Point 3 — Fasting Exposes Coping Mechanisms and Comfort Idols
Any good thing placed in God's position becomes a bad thing. Fasting reveals what we are truly relying on — including tithing as a form of fasting from materialism — and shows the gap between believing in Jesus and believing Jesus.
Point 4 — Fasting Exchanges Self-Reliance for God-Reliance
Using a baseball balance-drill illustration, Pastor Bill shows that fasting is like stopping mid-windup to expose imbalance. The reward of fasting is God's presence, which transforms us internally even when circumstances don't change.
Practical Steps — How to Fast
Pastor Bill offers a practical three-step framework: identify your comfort idol (what you reach for first under stress), replace that time with communion with God, and expect resistance from yourself.
Illustration — Shackleton's Endurance Expedition
The story of Ernest Shackleton's Antarctic expedition — in which every man survived against impossible odds because Shackleton was ruthless about abandoning everything that would weigh them down — becomes a vivid picture of what it means to trust Jesus completely.
Call to Belief and Closing Prayer
Pastor Bill calls the congregation to move from believing in Jesus to believing Jesus, to be ruthless with what weighs them down, and to pursue God's presence rather than their own plan.
Memorable moments
fasting is about presence not pressure
feelings describe how you are. They don't define who we are
it shows us that we may believe in Jesus, but we aren't believing Jesus. And those are two different things
we have got to be ruthless with everything that weighs us down. Ruthless, if it weighs us down, we won't make it. And if we put it aside, we're all gonna live through this
Your plan, your Antarctica, your plan to cross this kinda might not ever happen.
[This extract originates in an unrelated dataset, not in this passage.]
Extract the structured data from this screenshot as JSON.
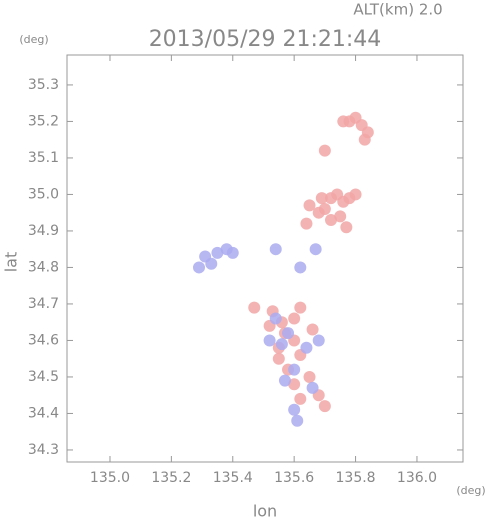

That's the thing about the presence of God. And I, me, mind faith says, I am only content if God gives me my plan
Jesus says, Come with me if you want to live
Application
Pastor Bill frames the takeaway as both an honest diagnosis and an active next step. First, get alone and ask yourself: what is the thing I reach for first when I am stressed, lonely, bored, or insecure? Whatever that thing is — social media, food, busyness, shopping, exercise, even productivity — if it is consistently the first place you run instead of God, that is your fast. Choose a time period, set it aside, and every time the urge hits, go to God instead — pray, read, sit in His presence. Don't just subtract; substitute. Expect the resistance to come mostly from within, because what you find at the end of that book is yourself. The goal is not self-improvement; it is surrender — moving from believing in Jesus to actually believing Jesus, so that His presence can do what no amount of spiritual performance ever could: change you from the inside out.